- What is Mertens Exposure Fusion and how does it differ from true HDR?
- Classic HDR (like Photomatix) first reconstructs a 32-bit radiance map by inverting the camera response curve, then tone-maps it back to 8-bit for display. Mertens Exposure Fusion skips both steps — it directly blends the LDR input images using pixel-quality weights (contrast, saturation, exposedness). The result is perceptually very similar to tone-mapped HDR but requires no camera-calibration data and runs in a plain browser without heavy floating-point HDR pipelines.
- How many photos do I need, and what EV spacing works best?
- Use 2–5 bracketed shots. A spacing of ±1 EV to ±2 EV per step is ideal — wide enough to recover highlights and shadows, but not so wide that there is no overlap between adjacent exposures. For typical outdoor scenes, a three-shot bracket at −2 EV / 0 EV / +2 EV works very well. Shoot on a tripod or use a burst bracket mode to avoid alignment issues (this tool does not perform image alignment).
- Are my photos uploaded anywhere?
- No. All processing happens in your browser using the Canvas API and JavaScript. Your images never leave your device — there is no server involved at any step. You can even disconnect from the internet after the page loads and the tool will still work.
- When should I use PNG vs. 16-bit TIFF output?
- PNG (8-bit) is the right choice for web sharing, social media, or viewing on any device — it opens everywhere. The 16-bit TIFF option preserves finer tonal gradations and is preferred when you plan further post-processing in Lightroom, Photoshop, or Darktable, where working in 16-bit prevents banding in smooth gradients.
- What do the Contrast, Saturation, and Exposedness sliders do?

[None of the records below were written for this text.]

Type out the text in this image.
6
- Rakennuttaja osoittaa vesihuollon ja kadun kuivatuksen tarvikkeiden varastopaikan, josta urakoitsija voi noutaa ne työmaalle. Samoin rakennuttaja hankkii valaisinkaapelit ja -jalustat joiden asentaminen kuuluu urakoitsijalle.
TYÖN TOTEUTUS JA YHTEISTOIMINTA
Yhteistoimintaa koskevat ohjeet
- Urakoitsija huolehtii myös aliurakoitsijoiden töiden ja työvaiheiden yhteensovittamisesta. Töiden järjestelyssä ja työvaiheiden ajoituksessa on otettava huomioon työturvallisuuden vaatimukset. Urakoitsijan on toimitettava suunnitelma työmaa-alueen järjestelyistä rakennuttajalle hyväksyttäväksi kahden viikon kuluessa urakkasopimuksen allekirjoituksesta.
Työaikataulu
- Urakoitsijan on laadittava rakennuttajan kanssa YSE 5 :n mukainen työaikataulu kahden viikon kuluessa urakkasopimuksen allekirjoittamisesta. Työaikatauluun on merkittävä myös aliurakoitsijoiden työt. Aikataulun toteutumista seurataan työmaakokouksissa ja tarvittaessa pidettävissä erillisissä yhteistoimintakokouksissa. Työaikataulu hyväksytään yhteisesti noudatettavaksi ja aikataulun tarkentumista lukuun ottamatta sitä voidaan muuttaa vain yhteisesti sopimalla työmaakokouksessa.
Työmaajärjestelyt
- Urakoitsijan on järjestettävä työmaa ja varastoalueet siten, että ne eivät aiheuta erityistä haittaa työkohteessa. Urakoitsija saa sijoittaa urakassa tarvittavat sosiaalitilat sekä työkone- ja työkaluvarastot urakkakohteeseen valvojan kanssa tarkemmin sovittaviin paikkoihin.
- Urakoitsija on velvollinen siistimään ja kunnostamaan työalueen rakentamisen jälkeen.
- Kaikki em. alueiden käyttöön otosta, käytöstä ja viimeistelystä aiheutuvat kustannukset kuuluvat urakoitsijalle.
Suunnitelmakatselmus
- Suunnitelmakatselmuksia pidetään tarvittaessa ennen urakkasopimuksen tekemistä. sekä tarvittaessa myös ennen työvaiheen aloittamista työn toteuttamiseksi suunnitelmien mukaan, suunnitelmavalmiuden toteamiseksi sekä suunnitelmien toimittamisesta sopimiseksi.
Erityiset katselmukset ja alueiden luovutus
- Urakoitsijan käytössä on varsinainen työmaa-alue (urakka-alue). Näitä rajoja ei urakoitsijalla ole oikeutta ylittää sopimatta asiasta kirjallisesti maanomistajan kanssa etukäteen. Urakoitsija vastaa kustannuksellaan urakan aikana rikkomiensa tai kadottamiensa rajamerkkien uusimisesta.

- Contrast raises the weight of pixels with sharp local detail (edges and textures), favouring the exposure that renders fine structure most clearly. Saturation favours pixels with vivid, well-separated colour channels — pulling colour from correctly-exposed regions. Exposedness steers the blend toward pixels whose brightness is close to mid-tone (0.5), the sweet-spot of the sensor's dynamic range. Drag any slider to 0 to disable that criterion; set all to equal values for a balanced default fusion.